Every business will be different when it comes to making the decision to bring on more staff, says Watts, but Golden Grind knew it was time for its most important spending yet when it could prove there was work that needed to be done.
“Have enough workload there and ready to give, ensure your business is turning over enough profit to sustain, and be very specific with desired outcomes and uplift,” he recommends.
Seize the opportunity
Whether you’re spending thousands or millions, the best business purchases are made when you take action in the face of a good opportunity.
Freelancer chief executive Matt Barrie tells SmartCompany the biggest item he’s ever bought was an entire company: in 2015 Freelancer bought Escrow.com for $US7.5 million.
He says his company came across the opportunity for a “phenomenal” business and decided to pull the trigger.
At the time, Escrow.com was “a business doing US$430 million in turnover that facilitates the sales of anything of value such as fine art, jewellery, domain names, cars, boats, airplanes, or even $11 million dollar trips to the Aurora space station in 2021,” Barrie says.
Opportunities can also present themselves in the form of chances to build your company from the ground up. Entrepreneur Kyra Pybus is currently in the process of launching an international media-list app, connecting companies with the media individuals who might be able to tell their stories.
Pybus says she’s currently in talks with venture capitalists and is so far still investing both her time and own cash into the venture. The most important expense so far has been the $15,000 she’s used to self-finance a stint at a technology incubator in Berlin this month as part of the AusTrade landing pad program.

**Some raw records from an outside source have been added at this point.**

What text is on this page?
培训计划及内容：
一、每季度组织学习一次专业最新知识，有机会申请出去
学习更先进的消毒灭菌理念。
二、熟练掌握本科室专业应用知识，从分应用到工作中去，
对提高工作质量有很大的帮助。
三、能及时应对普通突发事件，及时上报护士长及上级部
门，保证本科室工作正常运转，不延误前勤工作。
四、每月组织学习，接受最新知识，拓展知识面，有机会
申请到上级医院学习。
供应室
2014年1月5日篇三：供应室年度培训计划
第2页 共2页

Pybus says the opportunity is a valuable one as her business looks to transform into a “media data company”.
“Austrade sees List Co. as a high potential startup, so the three-month accelerator will provide support for List Co. to scale up and enter new markets,” she tells SmartCompany.
There are plenty of costs involved in building an app-based business from the ground up, she says.
“The digital infrastructure of any development project is a huge financial undertaking and building an app with a development team is no small feat,” she says.
But Pybus explains investing in the Berlin trip will be a small price to pay to get expert support from a program without giving away equity in her company.
Spend with room to grow
Big spending decisions should also be made with long-term future needs in mind, says co-founder of fashion retail app ShopYou, Kelly Slessor.
Slessor says she and co-founder Emma Sharley have allocated around 70% of their overall business spend on user experience and the actual development of the app.
The undisclosed amount is the company’s largest expenditure to date, but the founders firmly believe it was critical to pour cash into researching not only the features of the app, but who was going to create.
They spent six months researching best practice for artificial intelligence integration for their platform, having won $125,000 in first-round funding through an Investible pitch competition in 2016. The pair then interviewed six global tech providers before deciding how the final product was going to be built.
“We assessed them based on their technology stack skills, data science capabilities (ability to develop the algorithms and the natural language processing components), user experience and most importantly their ability to future think,” Slessor explains.
It’s a long process getting to that initial launch stage, but this expenditure has been the most important for the business so far, Slessor says. You want to make sure your platform doesn’t become a “legacy system” the minute you launch it, so you want to build room for your product to last the distance.
“I see brands sinking millions of dollars into re-platforming based on five-year plans with no concept of what the next five years from a technology perspective looks like,” she says.
“We wanted to build a platform that had the ability to grow and develop around a shoppers changing needs.”